Infrared inspections of mechanical systems can be challenging. Working knowledge of the machinery or component is absolutely necessary to successfully interpret these images. This is especially true when inspecting hydraulic systems which are some of the most widely used pieces of equipment in plant operations.
Now, when I am talking about hydraulics, I am not just describing a system that causes an actuator to move up and down or a fluid-powered motor to rotate. What I mean is any process that uses fluids to do work or accomplish some sort of task. Most all fluid moving systems have similar components.
Use infrared to detect fluid levels. Also, with the right span setting, contaminates such as solids, water or foam can be detected thermally. Sediment, foam, water, or even dissimilar fluids have different thermal capacitances that in turn affect the surface temperature of the reservoir, creating thermal differences which we can detect on the wall of the tank (figure 1).
These can be inspected by first looking for abnormal temperatures by comparing similar pumps. Abnormal pump temperatures can be a result of over or under pressure, abnormal flow, cavitation, internal wear, and others. It is best to use a trending methodology when inspecting pumps where you monitor images of that pump over time and look for any changes in the pattern (figure 2).

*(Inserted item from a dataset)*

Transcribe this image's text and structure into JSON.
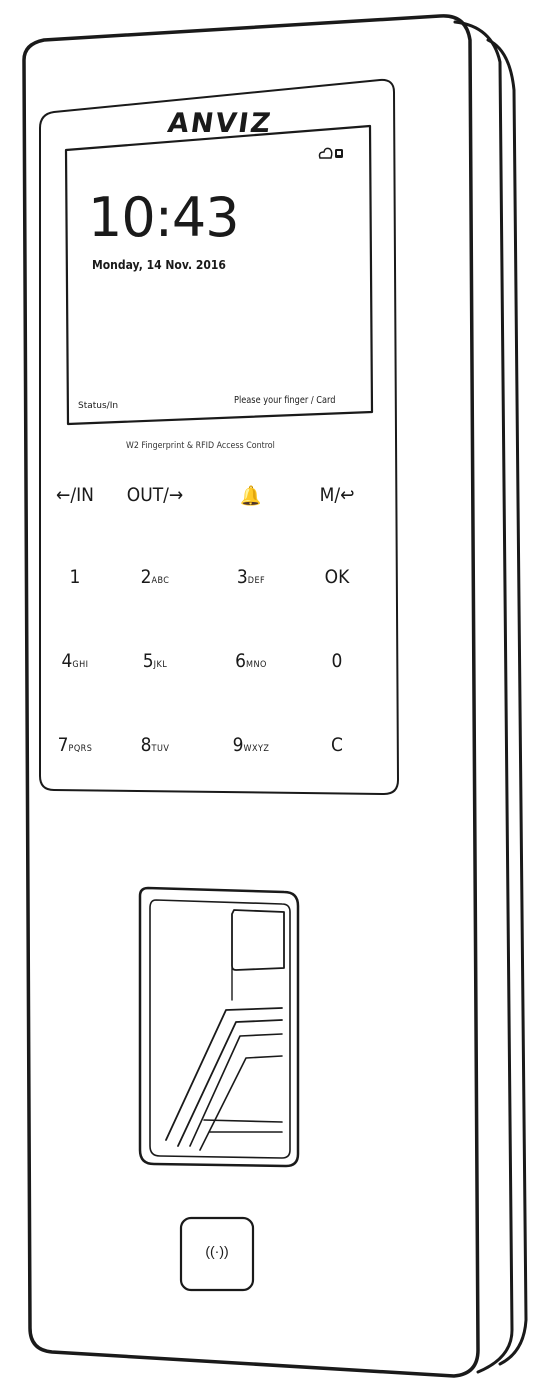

Most filters are equipped with a bypass valve. The theory for having a bypass valve placed in a filter is that it is better to have dirty oil moving in the system than no oil at all. The filter body should appear to be around the same temperature as the rest of the system. If a filter appears cooler it may be the result of a dirty filter, air lock, or a stuck bypass valve (figure 3).
An accumulator, used to store fluid energy, can make up the difference between what flow a pump can produce and the flow needed to do the work. By using an accumulator, a smaller pump can be installed, saving in both the cost of the pump and the energy used to drive it. There are a few different kinds of accumulator designs, such as piston, bladder, and diaphragm. All of which use a gas charge (normally nitrogen) to push the oil out of the accumulator. No matter what type of accumulator is being inspected, the same thermal pattern should be expected if the system is relying on the accumulator for proper operation. A thermal difference should be seen between where the hydraulic oil is walled off, or separated, from the gas fill. The oil side should be warmer than the gas side. If the accumulator appears to be close to the same temperature throughout its length, it is most likely not functioning properly. Only one of the four accumulators in the above image is working properly (figure 4).
Properly operating heat exchangers should exhibit a temperature drop across the inlets to outlets of the fluid being cooled. The cooling medium should show a temperature rise from inlet to outlet, indicating it is carrying the heat away from the system. This rise or drop, depending on the section of heat exchanger you are viewing, will normally be no more than 10 to 20 degrees. Check with the system designer to verify proper temperatures (figure 5).
It is possible to inspect values with infrared but an alternative technology such as ultrasonics might be a better tool. When inspecting valves for proper operation with IR you must know the flow pattern. Understanding this will allow the inspector to look for thermal patterns that verify where the warm fluid is passing or not passing. In some cases, you may find that the system indicates it is running, but no work is being accomplished. Just because the motor is running, and the pump is operating it doesn’t necessarily mean that the system is operating. Knowing what to look for and where to look is critical to a fluid system inspection with thermal imaging (figure 6).